I read an unbelievable statistic the other day. In 2018, 33% of the auto loans written were for terms longer than 6 years. In 2010, only 10% of auto loans had terms longer than 6 years. A three-fold increase in just 8 years! Now, according to the Wall Street Journal, the average auto loan lasts 5 years and 9 months, an all-time high level. The full article provides a cautionary tale on the current state of buying and financing cars. it’s definitely worth the read if you are in the market to buy a new vehicle. While you are researching, read how auto loans affect your financial well-being in my article, The Best Financial Decision I Ever Made.
It’s awesome if you read these articles before you buy a car, but many people do not. That’s ok. If you do not, you are in the same situation as millions of Americans, meaning you owe money on the car you are driving. Let’s take a look at how you can pay off your auto loan before 69 months expires, your car is worth nothing, and you are starting over with a new loan. The best part is that you can start anytime, regardless of where you are with your loan.
What About a Re-Fi?
Before we get started with the strategies, I want to let you know that I will not be talking about refinancing your auto loan. Why? There are a couple of reasons. One, the interest rate is not likely to be your issue. Paying to refinance will not reduce your interest payment by enough to make it worthwhile. Your bigger problem is the principal payment and reducing that number. Refinancing will not change your principal payment whatsoever.
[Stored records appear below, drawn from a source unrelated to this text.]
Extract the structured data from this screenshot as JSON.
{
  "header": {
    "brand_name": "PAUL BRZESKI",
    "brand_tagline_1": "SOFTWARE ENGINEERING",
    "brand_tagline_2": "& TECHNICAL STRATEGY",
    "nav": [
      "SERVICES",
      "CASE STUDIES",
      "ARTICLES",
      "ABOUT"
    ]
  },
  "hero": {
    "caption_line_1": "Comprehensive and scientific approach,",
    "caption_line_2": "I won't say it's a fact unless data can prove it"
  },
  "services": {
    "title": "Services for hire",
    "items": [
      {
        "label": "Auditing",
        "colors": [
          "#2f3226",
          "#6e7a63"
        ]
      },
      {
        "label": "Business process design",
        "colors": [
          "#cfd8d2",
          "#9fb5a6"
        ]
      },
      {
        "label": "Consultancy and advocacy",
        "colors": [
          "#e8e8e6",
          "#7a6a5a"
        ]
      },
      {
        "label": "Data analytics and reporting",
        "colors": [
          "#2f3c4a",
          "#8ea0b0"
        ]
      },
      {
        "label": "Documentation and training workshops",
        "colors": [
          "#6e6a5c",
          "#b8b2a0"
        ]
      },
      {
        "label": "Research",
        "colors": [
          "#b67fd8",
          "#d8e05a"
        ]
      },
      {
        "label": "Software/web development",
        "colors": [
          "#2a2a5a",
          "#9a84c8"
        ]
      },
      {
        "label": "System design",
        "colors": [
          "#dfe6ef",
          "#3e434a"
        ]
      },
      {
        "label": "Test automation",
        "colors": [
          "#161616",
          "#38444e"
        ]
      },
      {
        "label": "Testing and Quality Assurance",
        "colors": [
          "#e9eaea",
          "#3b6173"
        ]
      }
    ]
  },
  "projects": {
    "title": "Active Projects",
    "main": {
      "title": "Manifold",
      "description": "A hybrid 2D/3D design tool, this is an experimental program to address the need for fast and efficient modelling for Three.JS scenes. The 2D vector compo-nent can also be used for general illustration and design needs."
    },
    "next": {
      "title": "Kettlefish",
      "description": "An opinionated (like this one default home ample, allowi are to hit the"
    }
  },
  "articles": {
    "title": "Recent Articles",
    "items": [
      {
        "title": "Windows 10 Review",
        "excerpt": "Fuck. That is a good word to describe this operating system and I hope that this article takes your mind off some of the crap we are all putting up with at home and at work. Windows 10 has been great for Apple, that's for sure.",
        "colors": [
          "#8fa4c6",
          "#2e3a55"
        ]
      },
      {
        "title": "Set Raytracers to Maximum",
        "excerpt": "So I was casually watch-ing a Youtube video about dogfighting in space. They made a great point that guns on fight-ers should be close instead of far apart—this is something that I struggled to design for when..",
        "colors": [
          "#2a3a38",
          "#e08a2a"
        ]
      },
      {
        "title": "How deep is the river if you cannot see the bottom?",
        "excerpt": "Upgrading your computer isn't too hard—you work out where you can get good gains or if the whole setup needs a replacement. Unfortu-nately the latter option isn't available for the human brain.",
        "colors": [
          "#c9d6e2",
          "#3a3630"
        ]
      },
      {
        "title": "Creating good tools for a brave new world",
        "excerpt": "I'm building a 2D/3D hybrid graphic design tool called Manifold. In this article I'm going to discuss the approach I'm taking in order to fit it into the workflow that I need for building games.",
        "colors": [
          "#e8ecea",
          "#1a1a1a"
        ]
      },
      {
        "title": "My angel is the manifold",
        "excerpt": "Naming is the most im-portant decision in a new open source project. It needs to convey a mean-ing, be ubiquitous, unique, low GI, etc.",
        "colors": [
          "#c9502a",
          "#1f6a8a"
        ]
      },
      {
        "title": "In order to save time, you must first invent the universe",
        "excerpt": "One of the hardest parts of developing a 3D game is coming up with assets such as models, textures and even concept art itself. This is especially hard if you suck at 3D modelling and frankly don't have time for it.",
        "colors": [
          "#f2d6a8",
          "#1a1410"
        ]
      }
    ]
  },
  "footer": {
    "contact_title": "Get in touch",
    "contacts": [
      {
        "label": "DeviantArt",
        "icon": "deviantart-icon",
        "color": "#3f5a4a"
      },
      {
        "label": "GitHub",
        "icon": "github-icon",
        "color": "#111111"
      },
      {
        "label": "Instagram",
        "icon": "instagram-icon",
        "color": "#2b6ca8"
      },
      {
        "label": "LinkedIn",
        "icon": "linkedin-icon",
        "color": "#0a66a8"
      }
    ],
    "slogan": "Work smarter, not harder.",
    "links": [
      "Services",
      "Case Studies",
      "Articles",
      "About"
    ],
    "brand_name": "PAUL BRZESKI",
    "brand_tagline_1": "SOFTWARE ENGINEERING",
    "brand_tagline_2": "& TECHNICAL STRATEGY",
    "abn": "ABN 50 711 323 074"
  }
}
Second, refinancing would likely add more payments to the current term of your loan. Our goal here is to pay it off faster, not slower. Unless you are behind on payments or consolidating credit card debt, refinancing will not help you. If you are in one of these situations, seek help from a qualified debt consolidation expert.
Now, let’s see what we can do to pay off that loan more quickly, while your car still has some value.
Round Up the Minimum Payment
Let’s start with a minor adjustment that will pay large dividends. When you make a payment each month, add some money to the payment to round it up to the next $25, $50, or $100.
For example, a 5% auto loan on a $25,000 purchase is $472 per month for the next 60 months. If you round up the payment by $28 to $500 monthly, you will eliminate 3 payments and $213 in interest. Not bad for adding $1 per day on to your payment.
You can input all payment logistics into this calculator I found at Interest.com. Once you plug in your information, run the report to view your results and savings. The more you round up, the faster your car will be paid off and the more money you will save. The beauty is that you can feel free to change the number each month, depending on your situation.
The other beautiful part about rounding up is you can make small lifestyle changes and apply them directly against your debts. For example, if you skip lunch out and bring your lunch once per week, you likely save at least $6-$7 each time. That will pay for the $28 round up right there. You get the idea.
Leverage your Pay Raise
I think this one works a bit better with payroll deductions directed into 401k plans, but you can do the same thing with any of your debt or saving plans. When you receive a raise, use the % increase to calculate a similar increase to what you are paying for your car. Let me give you an example.
For someone making approximately $50,000 per year, the take home pay will be about $40,000, depending on where you live, or $3,333 per month. If you receive a 3% increase, your take home pay will increase by about $100. Have a plan for that $100 to use part of it as savings, part to reduce debt, and part to use as disposable income.
The easiest way to implement such a plan is to use automatic deductions to direct funds before they get added to your spending account. Once the funds get to your spending account, they get spent. Remember, adding just $28 per month eliminates payments and interest expenses. Most payroll systems or banking accounts have features to help you save money automatically. You just have to use them.
Turn Bonuses into Extra Payments
Many jobs pay bonuses, commissions, or make other periodic payments to incentivize you to achieve certain business results. If you are so fortunate to have this as part of your compensation, use it to your advantage, similar to the pay raise strategy above.
Earmark a percentage of the bonus to make an extra, one-time payment against your car loan. Almost all loan programs allow you to make extra payments at any time. When you receive the funds, simply go in and schedule an extra payment on top of your monthly payment to reduce your loan balance.
Any extra payments you make will reduce the principal (or the amount left to pay on your auto) dollar for dollar to what your send in. None of the money will go toward interest or other fees.
Don’t Forget! Tax refunds count as a bonus and work the same way to reduce your loan and debt payments.
Leave Debt in the Rearview Mirror
Not having an auto loan is a freeing experience. It’s all yours – dings, dents, and that weird smell when it gets really humid outside. You and your car have probably been through a lot together and it’s wonderful when you no longer have to share that with the bank.
The other fantastic thing is that you get to allocate $472 to other financial aspects of your life, at your choosing. It could go to other debt, a vacation, or saving for your next vehicle. It’s up to you. In fact, you probably will have enough to do all 3 things once
One last thing. Once you pay off your auto, you can also make adjustments to your auto insurance to save additional money. You may decide to increase deductibles or eliminate coverages you were required to maintain while you had a loan. Again, it’s your choice and you get decide what is the best strategy for you. Enjoy your new freedom. You earned it!